Dans son esprit, la solution s’imposa avec une clarté glaçante : il lui faudrait mettre cet homme hors d’état de nuire, et vite, avant qu’il ne puisse porter la corne à ses lèvres. Corvus savait précisément quoi frapper — et où. Il observa sa cible, de dos. Le garde scrutait les lieux de droite à gauche, à la recherche d’un rongeur ou de toute autre présence indésirable pouvant expliquer le bruit. Son équipement était sommaire : une épée de facture moyenne pendait à sa ceinture, accompagnée d’un pourpoint et de gants usés. À en juger par son accoutrement, le comte n’avait manifestement plus les moyens d’assurer une garde digne de ce nom. Jadis, Mordansac était connu pour sa rigueur et sa fierté ; le contraste était frappant. Corvus n’en éprouva aucune compassion. Cette misère jouait en sa faveur : le garde semblait pouvoir être neutralisé sans trop de peine. Du moins l’espérait-il. Il déglutit, puis s’approcha lentement, mesurant chacun de ses pas, posant le pied avec précaution pour ne produire aucun bruit. Mais la malchance s’en mêla. À l’instant même où il s’apprêtait à poser les mains sur sa cible pour l’étouffer, le garde se retourna afin de quitter la pièce… et se retrouva face à un intrus.

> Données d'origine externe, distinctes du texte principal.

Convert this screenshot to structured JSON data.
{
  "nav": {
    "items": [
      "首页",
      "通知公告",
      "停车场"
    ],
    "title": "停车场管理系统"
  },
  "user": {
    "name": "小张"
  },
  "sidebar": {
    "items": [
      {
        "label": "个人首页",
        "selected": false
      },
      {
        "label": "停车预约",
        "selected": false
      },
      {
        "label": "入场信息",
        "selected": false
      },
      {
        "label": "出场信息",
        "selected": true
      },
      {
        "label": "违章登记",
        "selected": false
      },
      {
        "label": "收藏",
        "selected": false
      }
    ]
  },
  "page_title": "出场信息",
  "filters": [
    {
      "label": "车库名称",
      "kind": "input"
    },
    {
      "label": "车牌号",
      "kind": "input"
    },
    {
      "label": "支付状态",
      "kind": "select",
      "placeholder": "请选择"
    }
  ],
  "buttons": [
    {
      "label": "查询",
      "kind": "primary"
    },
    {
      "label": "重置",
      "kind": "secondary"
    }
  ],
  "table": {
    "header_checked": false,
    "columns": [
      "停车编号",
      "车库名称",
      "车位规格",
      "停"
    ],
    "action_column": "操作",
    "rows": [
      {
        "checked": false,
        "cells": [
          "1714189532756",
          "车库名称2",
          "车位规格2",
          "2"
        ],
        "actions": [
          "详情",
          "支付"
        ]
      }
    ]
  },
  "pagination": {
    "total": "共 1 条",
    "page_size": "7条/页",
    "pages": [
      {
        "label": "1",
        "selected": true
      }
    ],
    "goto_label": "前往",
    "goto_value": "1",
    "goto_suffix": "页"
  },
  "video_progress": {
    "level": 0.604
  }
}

— Qu’est-ce que… ?! s’écria le veilleur, pris de court.
Corvus n’eut qu’une poignée de secondes pour réagir. L’essentiel était d’empêcher toute alerte. Un ancien réflexe, hérité de sa formation passée, prit le dessus. Sa paume droite jaillit et frappa violemment la glotte du garde. Le coup, bref mais précis, lui coupa net la respiration. L’homme toussa brutalement, laissant échapper la corne qu’il s’apprêtait à porter à sa bouche. Corvus réagit aussitôt, décochant un coup de pied sec qui envoya l’instrument rouler à l’autre bout de la pièce.

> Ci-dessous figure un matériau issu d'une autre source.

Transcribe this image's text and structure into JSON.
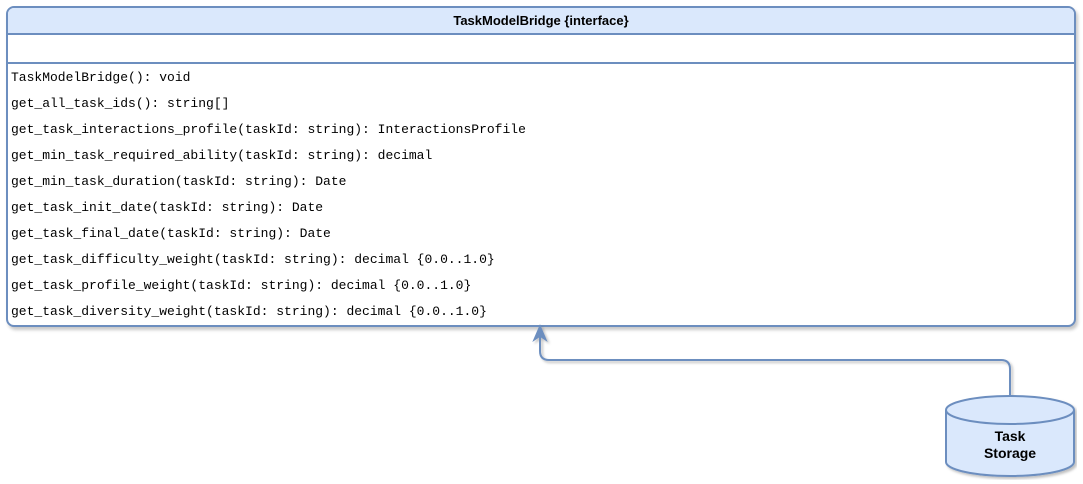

— C’est entre toi et moi, murmura-t-il d’une voix basse et dure.
Peut-être se montrait-il trop confiant face à un homme encore jeune et entraîné. Car au lieu de répondre par un coup de poing, le garde saisit un lourd ouvrage posé à portée de main et le projeta de toutes ses forces. Corvus eut à peine le temps de lever les bras pour protéger son visage. Le livre le frappa de plein fouet, soulevant un nuage de poussière qui l’aveugla.

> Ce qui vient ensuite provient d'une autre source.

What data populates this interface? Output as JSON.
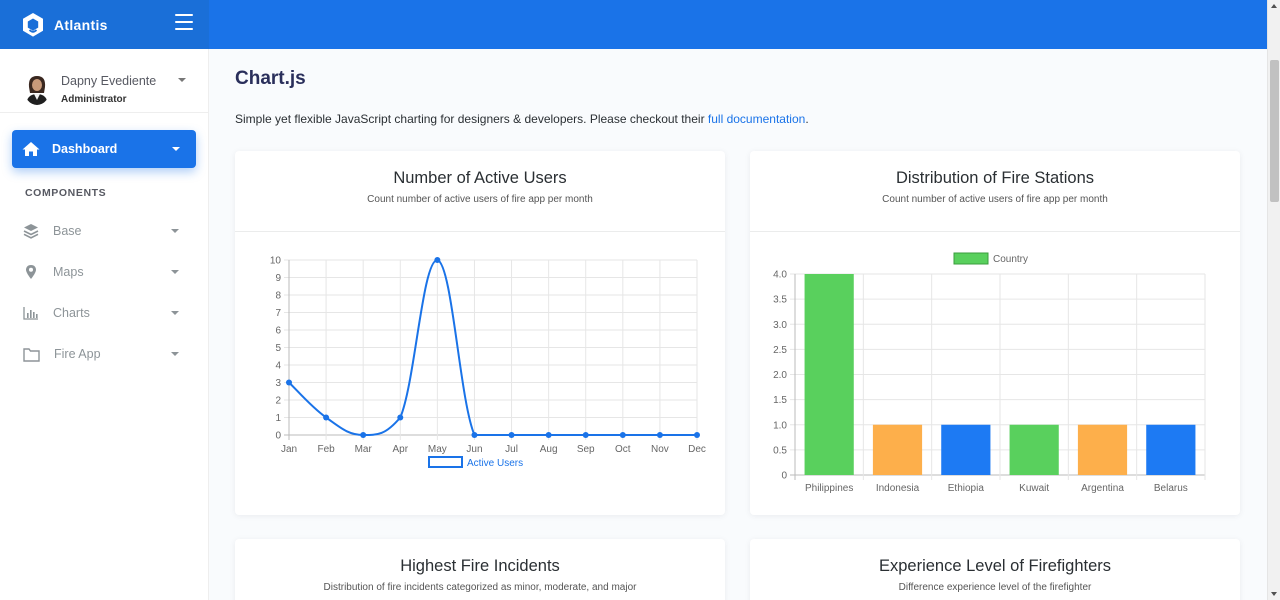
{
  "app": {
    "name": "Atlantis"
  },
  "user": {
    "name": "Dapny Evediente",
    "role": "Administrator"
  },
  "sidebar": {
    "active": {
      "label": "Dashboard"
    },
    "section_label": "COMPONENTS",
    "items": [
      {
        "label": "Base",
        "icon": "layers-icon"
      },
      {
        "label": "Maps",
        "icon": "map-marker-icon"
      },
      {
        "label": "Charts",
        "icon": "bar-chart-icon"
      },
      {
        "label": "Fire App",
        "icon": "folder-icon"
      }
    ]
  },
  "page": {
    "title": "Chart.js",
    "description": "Simple yet flexible JavaScript charting for designers & developers. Please checkout their ",
    "link_text": "full documentation",
    "period": "."
  },
  "colors": {
    "brand": "#1a73e8",
    "green": "#59d05d",
    "orange": "#fdaf4b",
    "blue": "#1d7af3"
  },
  "cards": [
    {
      "title": "Number of Active Users",
      "subtitle": "Count number of active users of fire app per month"
    },
    {
      "title": "Distribution of Fire Stations",
      "subtitle": "Count number of active users of fire app per month"
    },
    {
      "title": "Highest Fire Incidents",
      "subtitle": "Distribution of fire incidents categorized as minor, moderate, and major"
    },
    {
      "title": "Experience Level of Firefighters",
      "subtitle": "Difference experience level of the firefighter"
    }
  ],
  "chart_data": [
    {
      "type": "line",
      "title": "",
      "categories": [
        "Jan",
        "Feb",
        "Mar",
        "Apr",
        "May",
        "Jun",
        "Jul",
        "Aug",
        "Sep",
        "Oct",
        "Nov",
        "Dec"
      ],
      "series": [
        {
          "name": "Active Users",
          "values": [
            3,
            1,
            0,
            1,
            10,
            0,
            0,
            0,
            0,
            0,
            0,
            0
          ]
        }
      ],
      "ylim": [
        0,
        10
      ],
      "yticks": [
        "0",
        "1",
        "2",
        "3",
        "4",
        "5",
        "6",
        "7",
        "8",
        "9",
        "10"
      ],
      "grid": true,
      "legend": "bottom"
    },
    {
      "type": "bar",
      "title": "",
      "categories": [
        "Philippines",
        "Indonesia",
        "Ethiopia",
        "Kuwait",
        "Argentina",
        "Belarus"
      ],
      "series": [
        {
          "name": "Country",
          "values": [
            4,
            1,
            1,
            1,
            1,
            1
          ]
        }
      ],
      "bar_colors": [
        "#59d05d",
        "#fdaf4b",
        "#1d7af3",
        "#59d05d",
        "#fdaf4b",
        "#1d7af3"
      ],
      "ylim": [
        0,
        4
      ],
      "yticks": [
        "0",
        "0.5",
        "1.0",
        "1.5",
        "2.0",
        "2.5",
        "3.0",
        "3.5",
        "4.0"
      ],
      "grid": true,
      "legend": "top"
    }
  ]
}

— Scélérat ! cria le garde de Mordansac.
Profitant de la confusion, il se rua sur Corvus pour le faire basculer à la renverse. Il parvint à poser ses mains sur lui, mais ne réussit pas à le faire chuter. Les dents serrées, Corvus lutta contre la prise qui tentait de le verrouiller. Il se pencha brusquement et asséna un violent coup de tête, qui fit reculer son adversaire.

Saisissant l’ouverture, Corvus arma son bras et frappa de toutes ses forces, engageant le poids de son corps dans le mouvement. Son poing heurta la mâchoire du veilleur avec un bruit sourd. Une gerbe de sang jaillit, accompagnée d’un râle de douleur. Mais loin de l’abattre, ce coup ne fit qu’attiser la fureur du garde. Celui-ci se ressaisit aussitôt et riposta avec habileté, envoyant un poing fermé dans le ventre de Corvus. L’air lui quitta les poumons dans un râle guttural. Le pugilat s’installa, brutal et désordonné. La pièce, trop étroite et encombrée, rendait l’usage des épées impossible. Les deux hommes durent se contenter de leurs poings et de ce que le cabinet offrait à portée de main. Corvus songea un instant à saisir le chandelier pour frapper, mais renonça aussitôt : le risque d’incendie, au milieu de tant de livres et de parchemins, était trop grand. Mettre le feu à la demeure signerait sa perte. Les coups pleuvaient sans grâce ni calcul. Rien d’un duel maîtrisé : seulement deux corps s’affrontant avec une violence animale, cherchant à mettre l’autre à terre par tous les moyens. Autrefois, Corvus aurait maîtrisé cet homme en quelques secondes à peine. Les gardes royaux recevaient un enseignement poussé du combat à mains nues, destiné à neutraliser toute menace approchant la famille royale.

Mais près d’une décennie passée à croupir en cellule, sans entraînement ni discipline, avait émoussé ce savoir. Pour l’heure, Corvus devait se battre comme il le pouvait — avec rage, instinct et douleur.